Questo ennesimo sequestro dimostra come i contrabbandieri operanti in provincia stiano cercando di evitare i controlli in maniera sempre più serrata. Dall’inizio del 2014, nel corso delle operazioni di controllo degli sbarchi di passeggeri dalle motonavi provenienti da Tunisi presso il porto di Palermo, sono stati denunciati 64 cittadini tunisini residenti nell’Isola, perché trovati in possesso, nel complesso, di 610 kg di sigarette di contrabbando. Un dato più che raddoppiato rispetto allo stesso periodo dello scorso anno.

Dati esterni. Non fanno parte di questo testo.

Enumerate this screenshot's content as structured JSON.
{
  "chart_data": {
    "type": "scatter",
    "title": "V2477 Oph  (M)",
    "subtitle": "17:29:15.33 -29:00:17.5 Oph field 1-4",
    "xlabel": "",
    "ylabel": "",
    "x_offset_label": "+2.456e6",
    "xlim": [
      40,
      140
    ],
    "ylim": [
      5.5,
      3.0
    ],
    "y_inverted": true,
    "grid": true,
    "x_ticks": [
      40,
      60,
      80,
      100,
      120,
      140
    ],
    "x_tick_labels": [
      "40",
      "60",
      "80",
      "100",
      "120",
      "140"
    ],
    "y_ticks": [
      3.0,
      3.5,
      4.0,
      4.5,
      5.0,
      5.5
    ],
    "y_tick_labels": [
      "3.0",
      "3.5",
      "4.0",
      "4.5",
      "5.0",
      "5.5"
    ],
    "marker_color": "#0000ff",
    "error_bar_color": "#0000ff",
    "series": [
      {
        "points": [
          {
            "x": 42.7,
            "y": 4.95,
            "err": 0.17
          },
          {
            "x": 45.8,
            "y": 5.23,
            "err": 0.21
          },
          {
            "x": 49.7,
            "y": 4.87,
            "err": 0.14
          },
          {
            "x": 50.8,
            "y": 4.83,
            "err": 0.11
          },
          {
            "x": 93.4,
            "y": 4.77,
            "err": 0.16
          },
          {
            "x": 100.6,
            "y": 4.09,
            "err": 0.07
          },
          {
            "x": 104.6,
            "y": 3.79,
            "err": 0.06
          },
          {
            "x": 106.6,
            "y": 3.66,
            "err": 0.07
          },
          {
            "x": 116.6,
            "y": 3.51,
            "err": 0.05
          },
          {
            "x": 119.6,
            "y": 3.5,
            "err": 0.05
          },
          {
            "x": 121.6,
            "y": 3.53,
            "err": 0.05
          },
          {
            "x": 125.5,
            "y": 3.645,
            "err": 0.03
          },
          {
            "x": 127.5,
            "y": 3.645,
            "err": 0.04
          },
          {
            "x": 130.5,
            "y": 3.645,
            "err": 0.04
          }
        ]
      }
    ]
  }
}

Diversi e fantasiosi i sistemi di occultamento da parte dei contrabbandieri; i finanzieri hanno infatti rinvenuto stecche di sigarette non solo all’interno dei bagagli al seguito, ma anche nelle autovetture ben nascoste all’interno dei cruscotti, dei pannelli dei portelloni posteriori, delle ruote di scorta e di quelle marcianti, dei serbatoi di carburante, delle imbottiture dei sedili, del vano motore e addirittura all’interno di zucche rosse appositamente svuotate e riempite di t.l.e.